La dichiarazione parte da un punto fermo: Zorin OS non ha alcuna intenzione di introdurre meccanismi obbligatori di verifica dell’età o dell’identità. La filosofia del progetto si basa su sicurezza e riservatezza, valori che verrebbero compromessi da richieste invasive come la raccolta di documenti, scansioni biometriche o dati sensibili.
Il riferimento principale è la nuova legge californiana, già approvata, che introduce un sistema di attestazione dell’età a livello di sistema operativo. Secondo l’interpretazione del team, la normativa richiede soltanto due funzioni: permettere all’utente di dichiarare la propria età durante la creazione dell’account e fornire alle applicazioni una fascia d’età generica tramite un’API. Le categorie previste vanno da “sotto i 13 anni” fino a “18 o più”. Non viene richiesto alcun documento, né la condivisione dell’età reale, né la trasmissione di dati al governo.
Pur non trattandosi di una misura particolarmente invasiva, Zorin OS sottolinea che si tratta comunque di un precedente pericoloso. Altri stati stanno valutando leggi simili, come il Colorado, mentre alcune proposte in Texas e New York risultano molto più intrusive, prevedendo verifiche reali dell’identità prima di consentire l’uso completo del dispositivo. Un approccio che, secondo gli sviluppatori, rappresenterebbe una violazione significativa della privacy.
Il team ricorda che Zorin OS è sviluppato in Irlanda e non ha una presenza fisica in California, quindi l’applicazione della legge potrebbe non essere vincolante. Tuttavia, la preoccupazione riguarda il possibile effetto domino: se norme invasive venissero approvate e applicate in modo rigoroso, il progetto potrebbe essere costretto a ritirarsi da quei territori per non compromettere i propri principi.

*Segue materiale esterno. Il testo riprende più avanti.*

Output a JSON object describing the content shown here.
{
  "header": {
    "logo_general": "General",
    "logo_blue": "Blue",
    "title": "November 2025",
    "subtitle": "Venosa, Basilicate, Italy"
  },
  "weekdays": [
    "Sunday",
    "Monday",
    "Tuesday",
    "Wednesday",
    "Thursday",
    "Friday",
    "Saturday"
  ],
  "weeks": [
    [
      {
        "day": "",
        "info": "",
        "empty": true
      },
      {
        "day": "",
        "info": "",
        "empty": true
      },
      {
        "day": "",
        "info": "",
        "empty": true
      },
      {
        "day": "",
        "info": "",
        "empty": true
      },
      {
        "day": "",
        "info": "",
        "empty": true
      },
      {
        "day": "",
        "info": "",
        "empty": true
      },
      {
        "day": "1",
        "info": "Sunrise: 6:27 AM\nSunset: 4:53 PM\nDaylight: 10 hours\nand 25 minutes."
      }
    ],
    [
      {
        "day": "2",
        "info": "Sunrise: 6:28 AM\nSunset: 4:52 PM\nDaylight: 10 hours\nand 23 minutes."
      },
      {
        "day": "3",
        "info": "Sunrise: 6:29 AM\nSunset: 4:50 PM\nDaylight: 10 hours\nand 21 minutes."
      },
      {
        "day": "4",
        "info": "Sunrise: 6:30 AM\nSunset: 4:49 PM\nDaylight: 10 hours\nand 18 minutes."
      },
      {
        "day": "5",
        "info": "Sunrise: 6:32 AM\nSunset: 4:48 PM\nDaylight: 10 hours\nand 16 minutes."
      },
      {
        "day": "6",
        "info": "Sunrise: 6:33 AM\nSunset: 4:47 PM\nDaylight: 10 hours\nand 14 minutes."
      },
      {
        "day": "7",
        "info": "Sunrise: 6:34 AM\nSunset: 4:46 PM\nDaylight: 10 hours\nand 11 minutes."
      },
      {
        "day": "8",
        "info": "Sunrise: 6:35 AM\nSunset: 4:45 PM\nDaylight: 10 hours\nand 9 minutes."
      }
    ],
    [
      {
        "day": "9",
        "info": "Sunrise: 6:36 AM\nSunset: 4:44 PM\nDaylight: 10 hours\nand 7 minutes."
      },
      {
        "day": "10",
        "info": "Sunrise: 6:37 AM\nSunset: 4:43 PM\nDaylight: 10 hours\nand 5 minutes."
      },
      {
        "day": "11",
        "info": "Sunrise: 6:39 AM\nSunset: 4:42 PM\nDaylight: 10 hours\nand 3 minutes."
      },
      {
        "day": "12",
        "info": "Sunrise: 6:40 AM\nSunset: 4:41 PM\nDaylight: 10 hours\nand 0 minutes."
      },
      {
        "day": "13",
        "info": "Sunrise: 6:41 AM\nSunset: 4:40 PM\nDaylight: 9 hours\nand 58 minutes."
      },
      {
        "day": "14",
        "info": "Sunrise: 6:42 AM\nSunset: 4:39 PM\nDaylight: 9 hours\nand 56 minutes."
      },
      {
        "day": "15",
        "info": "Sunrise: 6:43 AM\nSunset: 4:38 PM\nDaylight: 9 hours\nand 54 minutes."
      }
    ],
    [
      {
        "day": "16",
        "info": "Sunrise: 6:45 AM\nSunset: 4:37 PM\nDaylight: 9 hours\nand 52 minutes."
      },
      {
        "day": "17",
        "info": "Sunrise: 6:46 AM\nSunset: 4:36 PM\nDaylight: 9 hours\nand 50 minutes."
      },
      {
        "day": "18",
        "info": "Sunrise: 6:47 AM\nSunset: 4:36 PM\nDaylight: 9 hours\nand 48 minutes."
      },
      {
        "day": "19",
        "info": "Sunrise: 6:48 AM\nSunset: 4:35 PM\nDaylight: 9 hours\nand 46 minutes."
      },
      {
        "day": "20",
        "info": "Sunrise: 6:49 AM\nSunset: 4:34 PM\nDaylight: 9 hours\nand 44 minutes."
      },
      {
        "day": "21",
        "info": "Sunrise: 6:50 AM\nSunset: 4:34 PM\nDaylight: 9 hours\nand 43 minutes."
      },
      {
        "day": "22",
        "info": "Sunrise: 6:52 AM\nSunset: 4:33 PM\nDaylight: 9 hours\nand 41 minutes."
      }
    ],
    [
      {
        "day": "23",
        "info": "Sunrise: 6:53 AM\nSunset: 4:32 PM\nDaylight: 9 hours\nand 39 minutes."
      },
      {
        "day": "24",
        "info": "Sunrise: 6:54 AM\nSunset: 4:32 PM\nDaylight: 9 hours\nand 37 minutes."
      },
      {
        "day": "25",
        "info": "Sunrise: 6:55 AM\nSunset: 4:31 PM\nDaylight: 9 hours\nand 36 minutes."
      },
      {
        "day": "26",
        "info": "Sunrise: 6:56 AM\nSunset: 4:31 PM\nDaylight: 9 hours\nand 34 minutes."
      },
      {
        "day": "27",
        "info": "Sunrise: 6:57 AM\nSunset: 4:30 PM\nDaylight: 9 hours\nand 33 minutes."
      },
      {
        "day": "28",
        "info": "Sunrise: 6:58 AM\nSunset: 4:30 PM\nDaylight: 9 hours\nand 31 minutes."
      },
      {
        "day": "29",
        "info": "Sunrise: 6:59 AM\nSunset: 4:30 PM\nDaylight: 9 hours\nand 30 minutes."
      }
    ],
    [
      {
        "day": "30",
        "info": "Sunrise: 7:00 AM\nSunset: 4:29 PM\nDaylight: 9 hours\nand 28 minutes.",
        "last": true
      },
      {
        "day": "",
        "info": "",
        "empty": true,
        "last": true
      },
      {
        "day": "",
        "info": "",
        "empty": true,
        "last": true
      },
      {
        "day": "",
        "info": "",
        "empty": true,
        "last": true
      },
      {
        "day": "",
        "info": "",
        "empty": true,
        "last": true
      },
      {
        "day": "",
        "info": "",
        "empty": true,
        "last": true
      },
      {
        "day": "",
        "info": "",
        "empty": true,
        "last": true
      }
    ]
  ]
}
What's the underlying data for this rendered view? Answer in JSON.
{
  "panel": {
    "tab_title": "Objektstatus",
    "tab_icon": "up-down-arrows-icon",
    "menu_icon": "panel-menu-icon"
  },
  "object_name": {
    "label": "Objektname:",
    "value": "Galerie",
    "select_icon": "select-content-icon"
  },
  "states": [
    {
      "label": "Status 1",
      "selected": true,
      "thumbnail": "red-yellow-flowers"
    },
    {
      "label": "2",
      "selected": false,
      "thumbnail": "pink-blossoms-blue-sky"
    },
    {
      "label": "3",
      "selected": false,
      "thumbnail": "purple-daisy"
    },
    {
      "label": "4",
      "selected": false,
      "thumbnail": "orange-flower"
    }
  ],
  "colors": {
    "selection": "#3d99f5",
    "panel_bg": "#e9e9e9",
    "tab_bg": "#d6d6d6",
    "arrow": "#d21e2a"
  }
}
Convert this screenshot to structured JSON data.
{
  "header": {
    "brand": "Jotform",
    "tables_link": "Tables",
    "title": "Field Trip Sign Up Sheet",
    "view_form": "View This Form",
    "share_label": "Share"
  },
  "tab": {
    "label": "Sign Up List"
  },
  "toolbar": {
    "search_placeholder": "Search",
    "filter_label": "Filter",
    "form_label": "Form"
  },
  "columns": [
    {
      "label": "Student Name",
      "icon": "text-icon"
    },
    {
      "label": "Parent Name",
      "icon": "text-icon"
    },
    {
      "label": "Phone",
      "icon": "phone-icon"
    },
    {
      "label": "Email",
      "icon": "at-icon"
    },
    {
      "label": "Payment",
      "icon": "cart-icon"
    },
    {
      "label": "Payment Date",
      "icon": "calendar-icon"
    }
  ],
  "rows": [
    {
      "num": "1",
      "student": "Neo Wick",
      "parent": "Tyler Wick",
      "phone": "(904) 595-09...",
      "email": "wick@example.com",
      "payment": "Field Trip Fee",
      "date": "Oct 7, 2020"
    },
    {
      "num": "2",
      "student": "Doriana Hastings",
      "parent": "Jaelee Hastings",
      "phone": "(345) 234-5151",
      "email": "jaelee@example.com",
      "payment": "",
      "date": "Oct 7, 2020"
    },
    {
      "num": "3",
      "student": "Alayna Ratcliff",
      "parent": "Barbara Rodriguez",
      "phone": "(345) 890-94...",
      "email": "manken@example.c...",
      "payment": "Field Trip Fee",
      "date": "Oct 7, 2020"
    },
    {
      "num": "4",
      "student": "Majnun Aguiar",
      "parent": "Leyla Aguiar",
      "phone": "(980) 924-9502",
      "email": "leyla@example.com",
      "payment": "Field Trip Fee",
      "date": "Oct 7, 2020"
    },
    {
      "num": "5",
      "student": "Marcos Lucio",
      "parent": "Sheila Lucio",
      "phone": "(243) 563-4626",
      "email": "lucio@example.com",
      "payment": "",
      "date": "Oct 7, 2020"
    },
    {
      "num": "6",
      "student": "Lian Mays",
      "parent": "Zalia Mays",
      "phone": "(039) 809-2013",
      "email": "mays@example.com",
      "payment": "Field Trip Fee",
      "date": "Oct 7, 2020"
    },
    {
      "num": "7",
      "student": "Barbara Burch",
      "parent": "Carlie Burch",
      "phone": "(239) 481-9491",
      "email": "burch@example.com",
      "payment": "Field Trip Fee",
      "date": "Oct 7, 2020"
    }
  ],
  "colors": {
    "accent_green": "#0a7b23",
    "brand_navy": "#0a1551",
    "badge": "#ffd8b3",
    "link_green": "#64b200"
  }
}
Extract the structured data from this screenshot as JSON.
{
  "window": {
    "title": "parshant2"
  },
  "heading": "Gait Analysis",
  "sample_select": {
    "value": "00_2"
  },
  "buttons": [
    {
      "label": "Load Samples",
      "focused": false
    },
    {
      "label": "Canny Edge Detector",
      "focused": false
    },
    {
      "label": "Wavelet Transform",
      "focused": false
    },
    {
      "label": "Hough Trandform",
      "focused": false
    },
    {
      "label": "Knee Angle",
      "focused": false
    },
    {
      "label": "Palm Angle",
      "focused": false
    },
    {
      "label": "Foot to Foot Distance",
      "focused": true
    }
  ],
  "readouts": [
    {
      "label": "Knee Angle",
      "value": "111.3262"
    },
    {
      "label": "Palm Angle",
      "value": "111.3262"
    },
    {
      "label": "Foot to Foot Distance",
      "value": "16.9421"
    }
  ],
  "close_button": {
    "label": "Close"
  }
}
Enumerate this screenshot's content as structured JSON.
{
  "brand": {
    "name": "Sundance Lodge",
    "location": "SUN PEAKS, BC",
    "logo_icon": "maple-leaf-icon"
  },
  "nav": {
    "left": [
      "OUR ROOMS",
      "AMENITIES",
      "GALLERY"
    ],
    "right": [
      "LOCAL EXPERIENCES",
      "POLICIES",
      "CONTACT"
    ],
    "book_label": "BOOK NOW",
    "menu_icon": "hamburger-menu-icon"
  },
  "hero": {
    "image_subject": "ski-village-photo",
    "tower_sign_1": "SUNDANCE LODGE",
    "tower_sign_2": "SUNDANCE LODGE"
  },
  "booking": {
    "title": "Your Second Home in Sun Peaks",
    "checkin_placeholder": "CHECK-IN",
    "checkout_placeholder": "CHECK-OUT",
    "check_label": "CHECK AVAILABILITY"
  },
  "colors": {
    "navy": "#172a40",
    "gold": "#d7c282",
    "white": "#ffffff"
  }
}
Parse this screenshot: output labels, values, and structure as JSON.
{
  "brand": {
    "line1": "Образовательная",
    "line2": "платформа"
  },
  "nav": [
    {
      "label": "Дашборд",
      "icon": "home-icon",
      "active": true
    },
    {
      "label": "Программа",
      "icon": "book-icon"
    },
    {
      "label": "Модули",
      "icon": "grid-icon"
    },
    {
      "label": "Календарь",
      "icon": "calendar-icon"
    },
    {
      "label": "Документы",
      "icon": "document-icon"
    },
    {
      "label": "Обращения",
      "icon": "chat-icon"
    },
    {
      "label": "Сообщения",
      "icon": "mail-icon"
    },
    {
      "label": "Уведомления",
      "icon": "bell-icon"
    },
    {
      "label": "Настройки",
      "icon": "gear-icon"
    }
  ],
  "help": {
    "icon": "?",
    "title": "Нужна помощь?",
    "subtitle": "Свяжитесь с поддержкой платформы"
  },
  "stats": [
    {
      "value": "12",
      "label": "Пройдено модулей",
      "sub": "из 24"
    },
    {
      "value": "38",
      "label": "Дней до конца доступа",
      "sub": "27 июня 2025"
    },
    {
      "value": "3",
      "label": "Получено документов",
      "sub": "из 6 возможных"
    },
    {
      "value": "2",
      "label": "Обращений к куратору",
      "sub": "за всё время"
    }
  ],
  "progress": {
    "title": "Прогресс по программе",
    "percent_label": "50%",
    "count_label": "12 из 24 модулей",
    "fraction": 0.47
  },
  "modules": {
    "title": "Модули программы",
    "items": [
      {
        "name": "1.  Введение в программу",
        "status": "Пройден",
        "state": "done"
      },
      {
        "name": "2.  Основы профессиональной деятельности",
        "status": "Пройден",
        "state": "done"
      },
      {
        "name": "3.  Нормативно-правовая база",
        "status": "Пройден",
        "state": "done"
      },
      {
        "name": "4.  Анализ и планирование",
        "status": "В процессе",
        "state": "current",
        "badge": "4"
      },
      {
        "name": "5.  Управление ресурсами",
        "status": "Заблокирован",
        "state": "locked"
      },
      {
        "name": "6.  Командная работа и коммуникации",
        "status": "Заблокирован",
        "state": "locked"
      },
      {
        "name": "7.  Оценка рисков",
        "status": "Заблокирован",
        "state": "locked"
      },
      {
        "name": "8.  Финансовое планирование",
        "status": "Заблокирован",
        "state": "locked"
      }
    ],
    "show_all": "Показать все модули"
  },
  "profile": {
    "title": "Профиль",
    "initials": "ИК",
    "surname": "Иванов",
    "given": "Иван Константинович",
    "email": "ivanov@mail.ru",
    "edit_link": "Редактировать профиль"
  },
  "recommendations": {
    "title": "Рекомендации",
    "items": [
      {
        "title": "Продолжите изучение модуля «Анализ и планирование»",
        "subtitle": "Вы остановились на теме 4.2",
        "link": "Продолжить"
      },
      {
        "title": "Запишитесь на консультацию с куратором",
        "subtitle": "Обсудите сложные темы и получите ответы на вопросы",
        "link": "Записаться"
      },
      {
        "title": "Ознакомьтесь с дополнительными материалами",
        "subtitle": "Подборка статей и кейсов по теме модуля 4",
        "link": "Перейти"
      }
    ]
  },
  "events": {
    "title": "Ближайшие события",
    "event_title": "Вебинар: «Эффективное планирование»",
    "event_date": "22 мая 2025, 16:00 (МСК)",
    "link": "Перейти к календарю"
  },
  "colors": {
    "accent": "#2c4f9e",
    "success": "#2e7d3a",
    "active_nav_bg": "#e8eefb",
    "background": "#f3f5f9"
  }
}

Nonostante il quadro complesso, gli sviluppatori invitano alla mobilitazione. La discussione pubblica è ancora aperta e alcuni tentativi legislativi sono già stati bloccati, come dimostra il recente caso della Louisiana. Per questo, Zorin OS incoraggia gli utenti a contattare i propri rappresentanti e a esprimere chiaramente la propria opposizione a misure che richiedono verifiche dell’età a livello di sistema operativo.